Il Queensland è molto di più di un meraviglioso litorale che ha sapientemente saputo cedere alle lusinghe del turismo. Conserva zone estremamente selvagge, parchi naturali incantevoli; passa da intricate foreste a sterminate pianure, da spiagge immacolate a paludi, montagne, laghi e, soprattutto, a quella che è considerata una delle meraviglie del mondo, la Grande Barriera Corallina. Una delle porte privilegiate che consente di accedere a molte di queste aree, vere e proprie perle del patrimonio naturale mondiale, è Cairns, città tropicale piena di vita, crocevia internazionale che conserva uno spirito giovane e vivace. Per respirare un'atmosfera senza tempo, basta spostarsi poco a nord raggiungendo Palm Cove, cittadina dall'atmosfera rilassata e Port Douglas, in origine un piccolo villaggio di pescatori, che conserva intatta la magia del suo grazioso porto. Poco più a nord, un meraviglioso parco nazionale, Cape Tribulation, sulle cui candide spiagge si affacciano foreste aggrovigliate e mangrovie. Sempre nel Nord del Queensland, ci si può confrontare con un paesaggio primitivo e mozzafiato: Cape York che regala una foresta pluviale praticamente incontaminata e rappresenta una stupenda occasione per ammirare un paesaggio tipico da Australia dei pionieri.

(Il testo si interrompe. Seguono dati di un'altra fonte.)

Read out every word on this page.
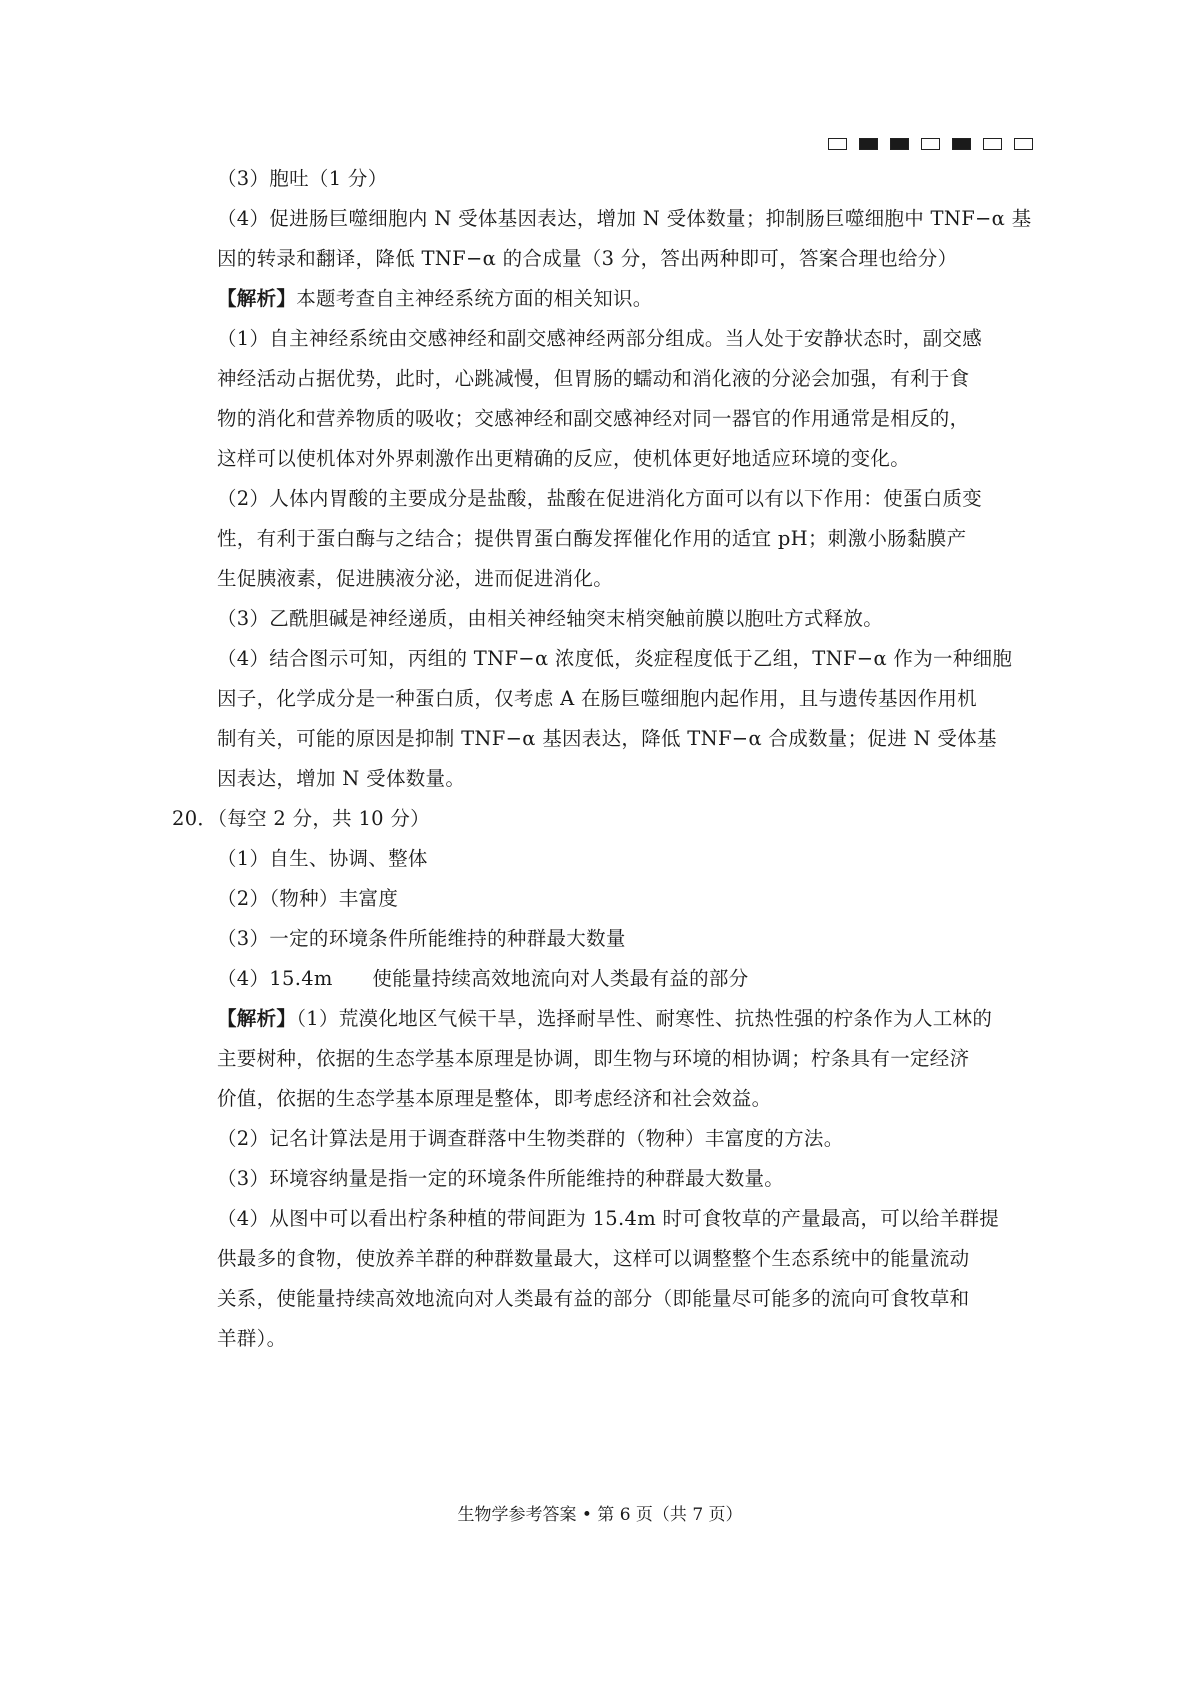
（3）胞吐（1 分）
（4）促进肠巨噬细胞内 N 受体基因表达，增加 N 受体数量；抑制肠巨噬细胞中 TNF−α 基
因的转录和翻译，降低 TNF−α 的合成量（3 分，答出两种即可，答案合理也给分）
【解析】本题考查自主神经系统方面的相关知识。
（1）自主神经系统由交感神经和副交感神经两部分组成。当人处于安静状态时，副交感
神经活动占据优势，此时，心跳减慢，但胃肠的蠕动和消化液的分泌会加强，有利于食
物的消化和营养物质的吸收；交感神经和副交感神经对同一器官的作用通常是相反的，
这样可以使机体对外界刺激作出更精确的反应，使机体更好地适应环境的变化。
（2）人体内胃酸的主要成分是盐酸，盐酸在促进消化方面可以有以下作用：使蛋白质变
性，有利于蛋白酶与之结合；提供胃蛋白酶发挥催化作用的适宜 pH；刺激小肠黏膜产
生促胰液素，促进胰液分泌，进而促进消化。
（3）乙酰胆碱是神经递质，由相关神经轴突末梢突触前膜以胞吐方式释放。
（4）结合图示可知，丙组的 TNF−α 浓度低，炎症程度低于乙组，TNF−α 作为一种细胞
因子，化学成分是一种蛋白质，仅考虑 A 在肠巨噬细胞内起作用，且与遗传基因作用机
制有关，可能的原因是抑制 TNF−α 基因表达，降低 TNF−α 合成数量；促进 N 受体基
因表达，增加 N 受体数量。
20．（每空 2 分，共 10 分）
（1）自生、协调、整体
（2）（物种）丰富度
（3）一定的环境条件所能维持的种群最大数量
（4）15.4m　　使能量持续高效地流向对人类最有益的部分
【解析】（1）荒漠化地区气候干旱，选择耐旱性、耐寒性、抗热性强的柠条作为人工林的
主要树种，依据的生态学基本原理是协调，即生物与环境的相协调；柠条具有一定经济
价值，依据的生态学基本原理是整体，即考虑经济和社会效益。
（2）记名计算法是用于调查群落中生物类群的（物种）丰富度的方法。
（3）环境容纳量是指一定的环境条件所能维持的种群最大数量。
（4）从图中可以看出柠条种植的带间距为 15.4m 时可食牧草的产量最高，可以给羊群提
供最多的食物，使放养羊群的种群数量最大，这样可以调整整个生态系统中的能量流动
关系，使能量持续高效地流向对人类最有益的部分（即能量尽可能多的流向可食牧草和
羊群）。
生物学参考答案 • 第 6 页（共 7 页）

Il coast-to-coast più affascinante ed incredibile del Quinto Continente
La Explorer's Way è tra gli itinerari più sensazionali ed emozionanti al mondo: un irripetibile viaggio da un estremo all'altro del continente australiano, alla scoperta di un territorio magnifico e ancora inesplorato. Dai tropici australiani del nord, ai paesaggi desertici del centro, alle fertili regioni vinicole del South Australia, la mitica traversata da nord a sud é il modo migliore per conoscere e apprezzare le sconfinate terre dell'Outback australiano: oltre 3.000 km di emozioni e panorami ineguagliabili, fra deserti, pianure, vegetazione rigogliosa e montagne. La Stuart Highway, oggi chiamata Explorer's Way per le numerose esplorazioni che si possono effettuare lungo e parallelamente al suo percorso attuale, ripercorre il tragitto di John Mc Douall Stuart che nel 1860 lasciò il South Australia per compiere il lungo viaggio che 2 anni più tardi lo avrebbe condotto all'estremo Nord del continente, tracciando così la strada necessaria al futuro sviluppo del continente. Dalla variopinta ed eccentrica Darwin, capitale del Northern Territory che ospita una popolazione di 75 nazionalità diverse dallo stile di vita rilassato, all'affascinante Adelaide, elegante capitale del South Australia, passando per l'Outback australiano con il mitico Ayers Rock, l'icona più famosa del continente. Le esperienze offerte da questo viaggio all'insegna dell'avventura sono molteplici: l'ideale per un entusiasmante itinerario on the road alla scoperta di un paesaggio ancora intatto e a volte desolato, tangibile soprattutto nei piccoli centri abitati dove si scopre l'essenza più autentica attraverso i racconti della popolazione locale. Lungo il percorso è possibile seguire numerosi itinerari interni che offrono l'occasione di scoprire i parchi nazionali sperimentando l'incredibile bellezza di una natura selvaggia e incontaminata: è possibile immergersi in limpidi specchi d'acqua e nuotare circondati da incredibili cascate, inoltrarsi in sentieri in bicicletta, effettuare gite a cavallo o in canoa; e ancora dedicarsi alla pesca e al birdwatching, mentre i più avventurosi potranno andare alla ricerca dell'oro seguendo le antiche orme dei pionieri. La segnaletica che si incontra lungo il percorso non fornisce soltanto utili indicazioni stradali ma illustra anche la flora e la fauna del luogo raccontando le più significative storie dei pionieri e degli intrepidi cacciatori di coccodrilli e bufali.